We will have two different setups here depending on if you want to build ctranslate2 locally or not. This shall be documented.
## Model selection
Pass `--model <name>` to `stt-server.py`. Models are downloaded automatically from HuggingFace on first use.
| Model | VRAM | Quality | Notes |
|-------|------|---------|-------|
| `base.en` | ~1 GB | Low | Default. Fast, but struggles with similar-sounding consonants (V/B/D). |
| `small.en` | ~2 GB | Medium | Noticeable improvement over base for most speech. |
| `medium.en` | ~5 GB | Good | Recommended starting point for production use. |
| `large-v3` | ~10 GB | Best | Highest accuracy, use if VRAM allows. |
English-only models (`.en` suffix) are faster and more accurate than multilingual models for English speech.
## Compute type
Pass `--compute-type <type>` to control the numeric precision used during inference.
| Type | Notes |
|------|-------|
| `int8_float16` | Default.
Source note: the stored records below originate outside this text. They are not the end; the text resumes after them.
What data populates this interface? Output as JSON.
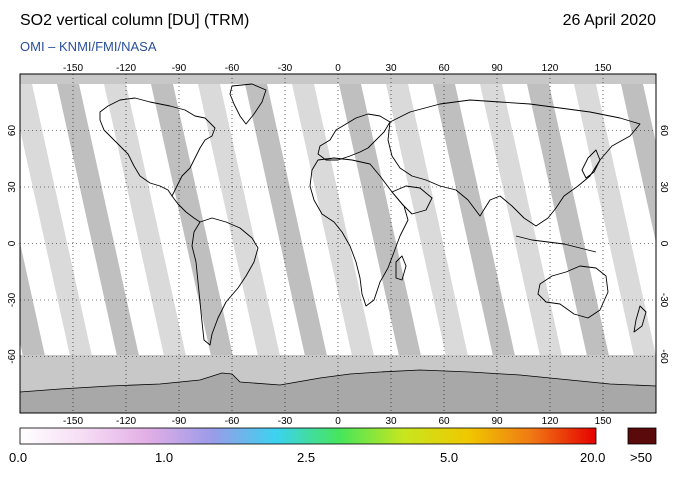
{
  "header": {
    "title": "SO2 vertical column [DU] (TRM)",
    "date": "26 April 2020",
    "subtitle": "OMI  –  KNMI/FMI/NASA"
  },
  "map": {
    "projection": "equirectangular",
    "lon_range": [
      -180,
      180
    ],
    "lat_range": [
      -90,
      90
    ],
    "lon_ticks": [
      -150,
      -120,
      -90,
      -60,
      -30,
      0,
      30,
      60,
      90,
      120,
      150
    ],
    "lat_ticks": [
      60,
      30,
      0,
      -30,
      -60
    ],
    "swath_color_dark": "#aaaaaa",
    "swath_color_light": "#d4d4d4",
    "polar_fill": "#c8c8c8",
    "antarctica_fill": "#a8a8a8"
  },
  "colorbar": {
    "labels": [
      "0.0",
      "1.0",
      "2.5",
      "5.0",
      "20.0"
    ],
    "over_label": ">50",
    "over_color": "#5a0a0a",
    "stops": [
      "#ffffff",
      "#f6dcf4",
      "#e2aee6",
      "#9b9be8",
      "#3cd2f0",
      "#46e65a",
      "#c8e61e",
      "#f0c800",
      "#f07814",
      "#e60000"
    ]
  }
}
Good balance of speed and accuracy on modern GPUs. |
| `float16` | Slightly better accuracy, higher VRAM usage. |
| `int8` | CPU-friendly, lower quality. |
If you see a CUDA error about mismatched library versions at startup, use `setup-venv-local-build.sh` to build ctranslate2 against your system CUDA version rather than using the PyPI wheel.